Il eut un geste défaitiste.
– Bah, s'avoua-t-il vaincu, j'aurais essayé. Elle ne m'a pas testé comme elle voulait, mais c'est peut-être mieux comme ça.
– Pour quelqu'un qui a sauté la moitié de la classe, tu as l'air de bien le prendre.
– Tu l'as dit toi-même : « tout ce qu'elle veut, c'est te mettre à l'essai. » J'étais un nom de plus sur sa liste et elle était un de plus sur la mienne. On n'était juste pas faits pour s'accorder.
Natacha ne savait pas si elle devait être stupéfaite ou déçue par sa bonne composition. Elle en vint à se demander s'il ne le faisait pas exprès.
– Et puis telle que je la connais, poursuivait le jeune homme, je suis sûr qu'elle va très vite s'en trouver un autre. Je ne suis pas le seul mec sur le campus, heureusement.
Natacha eut un demi-sourire. Oui, elle connaissait bien Lilian. C'était l'une des raisons qui faisait qu'elle savait que son amie avait un nouveau nom sur sa liste. C'était également l'une des raisons qui faisait qu'elle se doutait déjà de qui c'était.

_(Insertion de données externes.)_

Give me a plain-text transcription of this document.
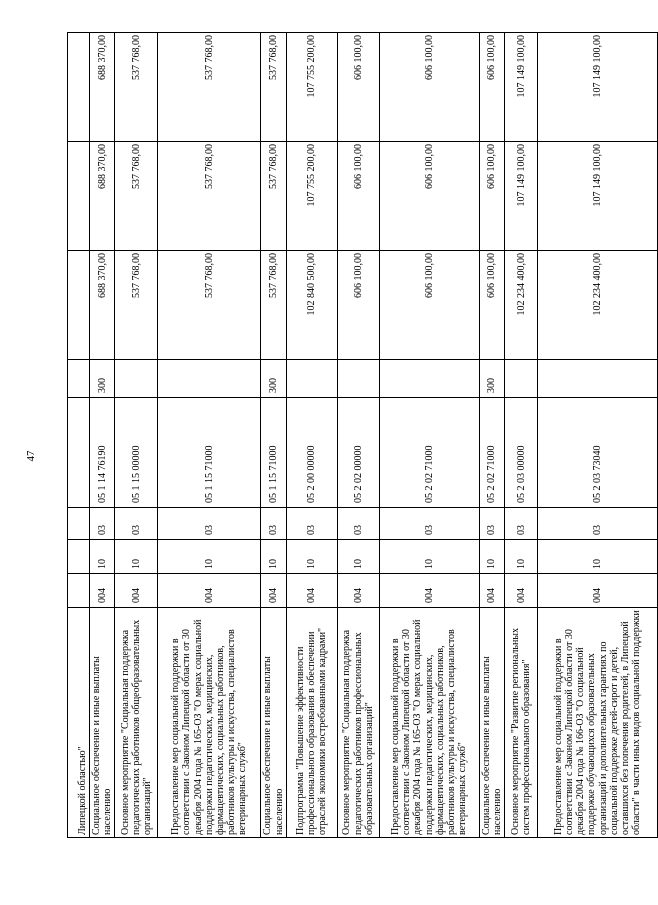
47
Липецкой областью"								
Социальное обеспечение и иные выплаты населению	004	10	03	05 1 14 76190	300	688 370,00	688 370,00	688 370,00
Основное мероприятие "Социальная поддержка педагогических работников общеобразовательных организаций"	004	10	03	05 1 15 00000		537 768,00	537 768,00	537 768,00
Предоставление мер социальной поддержки в соответствии с Законом Липецкой области от 30 декабря 2004 года № 165-ОЗ "О мерах социальной поддержки педагогических, медицинских, фармацевтических, социальных работников, работников культуры и искусства, специалистов ветеринарных служб"	004	10	03	05 1 15 71000		537 768,00	537 768,00	537 768,00
Социальное обеспечение и иные выплаты населению	004	10	03	05 1 15 71000	300	537 768,00	537 768,00	537 768,00
Подпрограмма "Повышение эффективности профессионального образования в обеспечении отраслей экономики востребованными кадрами"	004	10	03	05 2 00 00000		102 840 500,00	107 755 200,00	107 755 200,00
Основное мероприятие "Социальная поддержка педагогических работников профессиональных образовательных организаций"	004	10	03	05 2 02 00000		606 100,00	606 100,00	606 100,00
Предоставление мер социальной поддержки в соответствии с Законом Липецкой области от 30 декабря 2004 года № 165-ОЗ "О мерах социальной поддержки педагогических, медицинских, фармацевтических, социальных работников, работников культуры и искусства, специалистов ветеринарных служб"	004	10	03	05 2 02 71000		606 100,00	606 100,00	606 100,00
Социальное обеспечение и иные выплаты населению	004	10	03	05 2 02 71000	300	606 100,00	606 100,00	606 100,00
Основное мероприятие "Развитие региональных систем профессионального образования"	004	10	03	05 2 03 00000		102 234 400,00	107 149 100,00	107 149 100,00
Предоставление мер социальной поддержки в соответствии с Законом Липецкой области от 30 декабря 2004 года № 166-ОЗ "О социальной поддержке обучающихся образовательных организаций и дополнительных гарантиях по социальной поддержке детей-сирот и детей, оставшихся без попечения родителей, в Липецкой области" в части иных видов социальной поддержки	004	10	03	05 2 03 73040		102 234 400,00	107 149 100,00	107 149 100,00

– Oh, je n'ai aucun doute là-dessus, susurra-t-elle. En fait, je suis même en mesure de te dire qu'elle t'a d'ores et déjà remplacé.

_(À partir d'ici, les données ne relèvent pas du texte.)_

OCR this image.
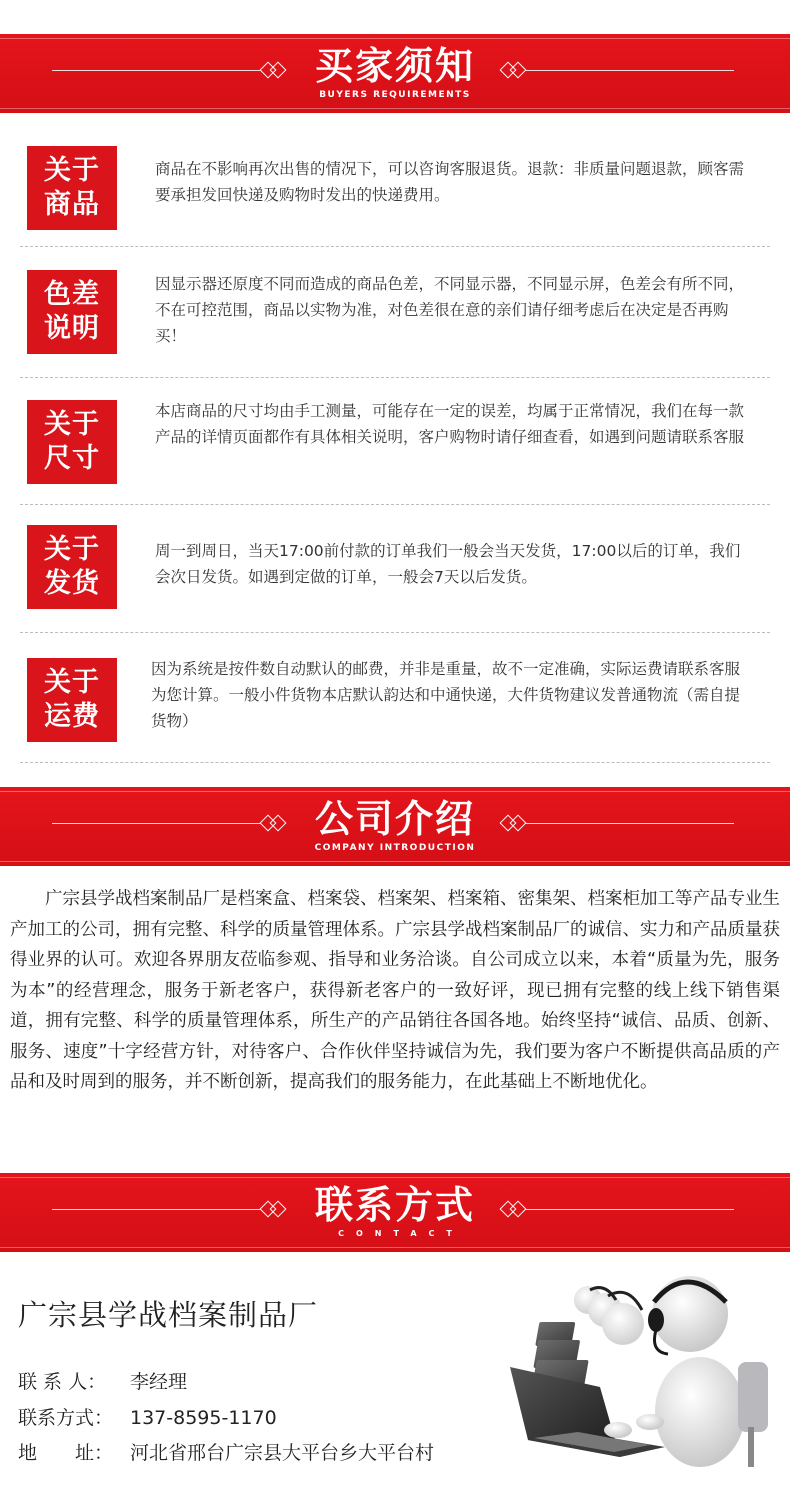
买家须知
BUYERS REQUIREMENTS
关于
商品
商品在不影响再次出售的情况下，可以咨询客服退货。退款：非质量问题退款，顾客需要承担发回快递及购物时发出的快递费用。
色差
说明
因显示器还原度不同而造成的商品色差，不同显示器，不同显示屏，色差会有所不同，不在可控范围，商品以实物为准，对色差很在意的亲们请仔细考虑后在决定是否再购买！
关于
尺寸
本店商品的尺寸均由手工测量，可能存在一定的误差，均属于正常情况，我们在每一款产品的详情页面都作有具体相关说明，客户购物时请仔细查看，如遇到问题请联系客服
关于
发货
周一到周日，当天17:00前付款的订单我们一般会当天发货，17:00以后的订单，我们会次日发货。如遇到定做的订单，一般会7天以后发货。
关于
运费
因为系统是按件数自动默认的邮费，并非是重量，故不一定准确，实际运费请联系客服为您计算。一般小件货物本店默认韵达和中通快递，大件货物建议发普通物流（需自提货物）
公司介绍
COMPANY INTRODUCTION
广宗县学战档案制品厂是档案盒、档案袋、档案架、档案箱、密集架、档案柜加工等产品专业生产加工的公司，拥有完整、科学的质量管理体系。广宗县学战档案制品厂的诚信、实力和产品质量获得业界的认可。欢迎各界朋友莅临参观、指导和业务洽谈。自公司成立以来，本着“质量为先，服务为本”的经营理念，服务于新老客户，获得新老客户的一致好评，现已拥有完整的线上线下销售渠道，拥有完整、科学的质量管理体系，所生产的产品销往各国各地。始终坚持“诚信、品质、创新、服务、速度”十字经营方针，对待客户、合作伙伴坚持诚信为先，我们要为客户不断提供高品质的产品和及时周到的服务，并不断创新，提高我们的服务能力，在此基础上不断地优化。
联系方式
CONTACT
广宗县学战档案制品厂
联 系 人： 李经理
联系方式： 137-8595-1170
地　　址： 河北省邢台广宗县大平台乡大平台村
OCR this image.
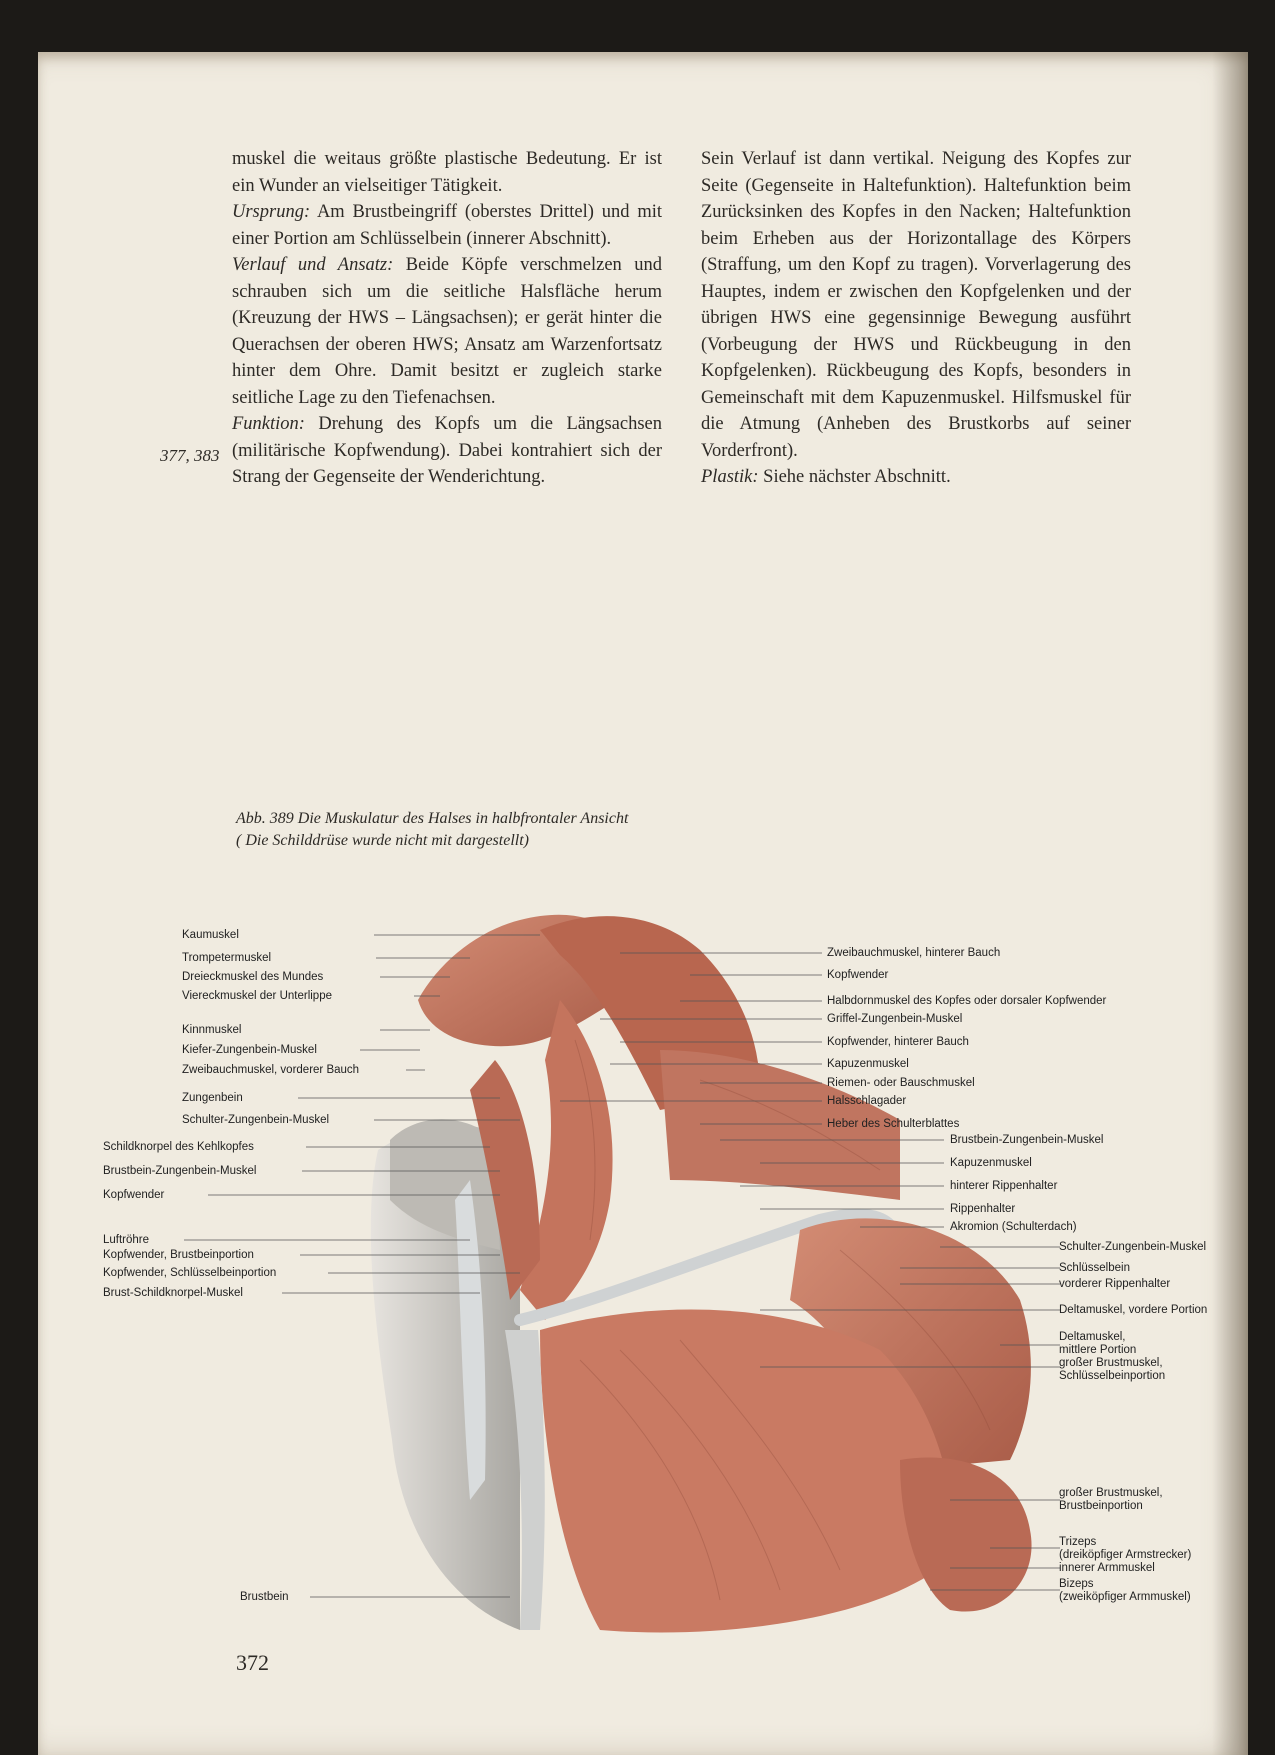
muskel die weitaus größte plastische Bedeutung. Er ist ein Wunder an vielseitiger Tätigkeit.

Ursprung: Am Brustbeingriff (oberstes Drittel) und mit einer Portion am Schlüsselbein (innerer Abschnitt).

Verlauf und Ansatz: Beide Köpfe verschmelzen und schrauben sich um die seitliche Halsfläche herum (Kreuzung der HWS – Längsachsen); er gerät hinter die Querachsen der oberen HWS; Ansatz am Warzenfortsatz hinter dem Ohre. Damit besitzt er zugleich starke seitliche Lage zu den Tiefenachsen.

Funktion: Drehung des Kopfs um die Längsachsen (militärische Kopfwendung). Dabei kontrahiert sich der Strang der Gegenseite der Wenderichtung.

Sein Verlauf ist dann vertikal. Neigung des Kopfes zur Seite (Gegenseite in Haltefunktion). Haltefunktion beim Zurücksinken des Kopfes in den Nacken; Haltefunktion beim Erheben aus der Horizontallage des Körpers (Straffung, um den Kopf zu tragen). Vorverlagerung des Hauptes, indem er zwischen den Kopfgelenken und der übrigen HWS eine gegensinnige Bewegung ausführt (Vorbeugung der HWS und Rückbeugung in den Kopfgelenken). Rückbeugung des Kopfs, besonders in Gemeinschaft mit dem Kapuzenmuskel. Hilfsmuskel für die Atmung (Anheben des Brustkorbs auf seiner Vorderfront).

Plastik: Siehe nächster Abschnitt.

377, 383
Abb. 389 Die Muskulatur des Halses in halbfrontaler Ansicht
( Die Schilddrüse wurde nicht mit dargestellt)
372
Kaumuskel
Trompetermuskel
Dreieckmuskel des Mundes
Viereckmuskel der Unterlippe
Kinnmuskel
Kiefer-Zungenbein-Muskel
Zweibauchmuskel, vorderer Bauch
Zungenbein
Schulter-Zungenbein-Muskel
Schildknorpel des Kehlkopfes
Brustbein-Zungenbein-Muskel
Kopfwender
Luftröhre
Kopfwender, Brustbeinportion
Kopfwender, Schlüsselbeinportion
Brust-Schildknorpel-Muskel
Brustbein
Zweibauchmuskel, hinterer Bauch
Kopfwender
Halbdornmuskel des Kopfes oder dorsaler Kopfwender
Griffel-Zungenbein-Muskel
Kopfwender, hinterer Bauch
Kapuzenmuskel
Riemen- oder Bauschmuskel
Halsschlagader
Heber des Schulterblattes
Brustbein-Zungenbein-Muskel
Kapuzenmuskel
hinterer Rippenhalter
Rippenhalter
Akromion (Schulterdach)
Schulter-Zungenbein-Muskel
Schlüsselbein
vorderer Rippenhalter
Deltamuskel, vordere Portion
Deltamuskel,
mittlere Portion
großer Brustmuskel,
Schlüsselbeinportion
großer Brustmuskel,
Brustbeinportion
Trizeps
(dreiköpfiger Armstrecker)
innerer Armmuskel
Bizeps
(zweiköpfiger Armmuskel)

– Si vite ? On peut dire qu'elle ne perd pas de temps. Tu me diras, c'est une bonne chose, mais pourquoi j'ai l'impression que tu as envie de me dire qui c'est ?

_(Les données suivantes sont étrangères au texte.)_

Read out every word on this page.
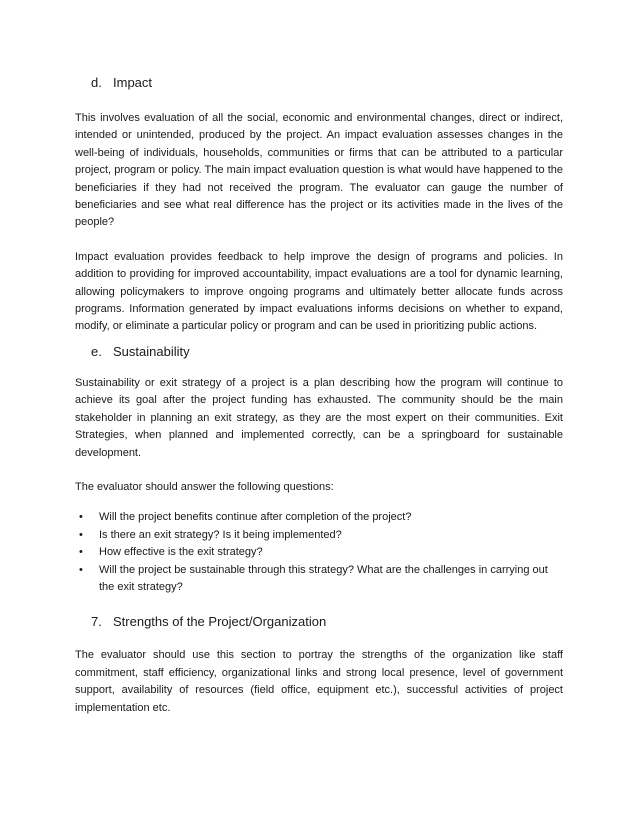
d. Impact

This involves evaluation of all the social, economic and environmental changes, direct or indirect, intended or unintended, produced by the project. An impact evaluation assesses changes in the well-being of individuals, households, communities or firms that can be attributed to a particular project, program or policy. The main impact evaluation question is what would have happened to the beneficiaries if they had not received the program. The evaluator can gauge the number of beneficiaries and see what real difference has the project or its activities made in the lives of the people?

Impact evaluation provides feedback to help improve the design of programs and policies. In addition to providing for improved accountability, impact evaluations are a tool for dynamic learning, allowing policymakers to improve ongoing programs and ultimately better allocate funds across programs. Information generated by impact evaluations informs decisions on whether to expand, modify, or eliminate a particular policy or program and can be used in prioritizing public actions.

e. Sustainability

Sustainability or exit strategy of a project is a plan describing how the program will continue to achieve its goal after the project funding has exhausted. The community should be the main stakeholder in planning an exit strategy, as they are the most expert on their communities. Exit Strategies, when planned and implemented correctly, can be a springboard for sustainable development.

The evaluator should answer the following questions:

• Will the project benefits continue after completion of the project?
• Is there an exit strategy? Is it being implemented?
• How effective is the exit strategy?
• Will the project be sustainable through this strategy? What are the challenges in carrying out the exit strategy?
7. Strengths of the Project/Organization

The evaluator should use this section to portray the strengths of the organization like staff commitment, staff efficiency, organizational links and strong local presence, level of government support, availability of resources (field office, equipment etc.), successful activities of project implementation etc.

Intérieurement, Natacha se posait aussi la question. Pourquoi avait-elle tant besoin de lui brandir la prochaine conquête de Lilian sous le nez ?
– J'ai surtout l'envie de te dire que tu lui as donné envie de relever un peu ses standards.
Constantine, qui était décidément résolu à ne pas réagir comme elle le voulait, fit la grimace.
– Pitié, ne me dis pas que c'est ce troufion de Brandon Wikles. Il collectionne les figurines de petits lapins !
– Je ne veux même pas savoir comment tu le sais. Et non, ce n'est pas Brandon Wikles.
– C'est déjà ça. C'est qui, alors ?
– Quelqu'un de beaucoup plus instruit que toi.
Constantine observa un instant de silence et un vague point à l'horizon, plongé dans une rapide réflexion.
– Un prof ? devina-t-il.
Ce qui ne le surprendrait pas. Il avait vaguement entendu parler de Shirley Kinnan et de Mr Stapleton. De toute évidence, c'était aussi courant que les dessous de tables.
Natacha continuait de le regarder, une fierté puérile dans la prunelle.
– Bon, la bouscula Constantine, si tu as envie de me le dire, dis-le-moi, qu'on en finisse !
– C'est Mr Smith, le prof de maths.
Et enfin, il réagit.
Son visage s'affaissa d'abord, foudroyé par la consternation. Ses bras lui en tombèrent, alors qu'il ouvrait la bouche de stupéfaction. Puis, la seconde d'après, son visage se ferma brusquement, ses mâchoires et ses poings se crispèrent, son corps tout entier était tendu, l'aura qui l'entourait subitement si empoisonnée que Natacha ne put réprimer un mouvement de recul.
Pendant un instant, le monde autour de lui cessa de tourner. Constantine n'entendit plus rien que cette phrase en écho dans sa tête.
C'est Mr Smith, le prof de maths.
– Mr Smith ? répéta-t-il.
Natacha, qui n'avait brusquement plus envie de rire, se contenta de hocher la tête. Elle commençait à remettre son bon sens en question. Immobile, elle regardait avec appréhension Constantine qui semblait avoir reçu la nouvelle comme un répugnant uppercut.
Il sembla alors prendre une décision, puis sans plus faire attention à la jeune fille, il tourna les talons et s'éloigna d'un pas rapide.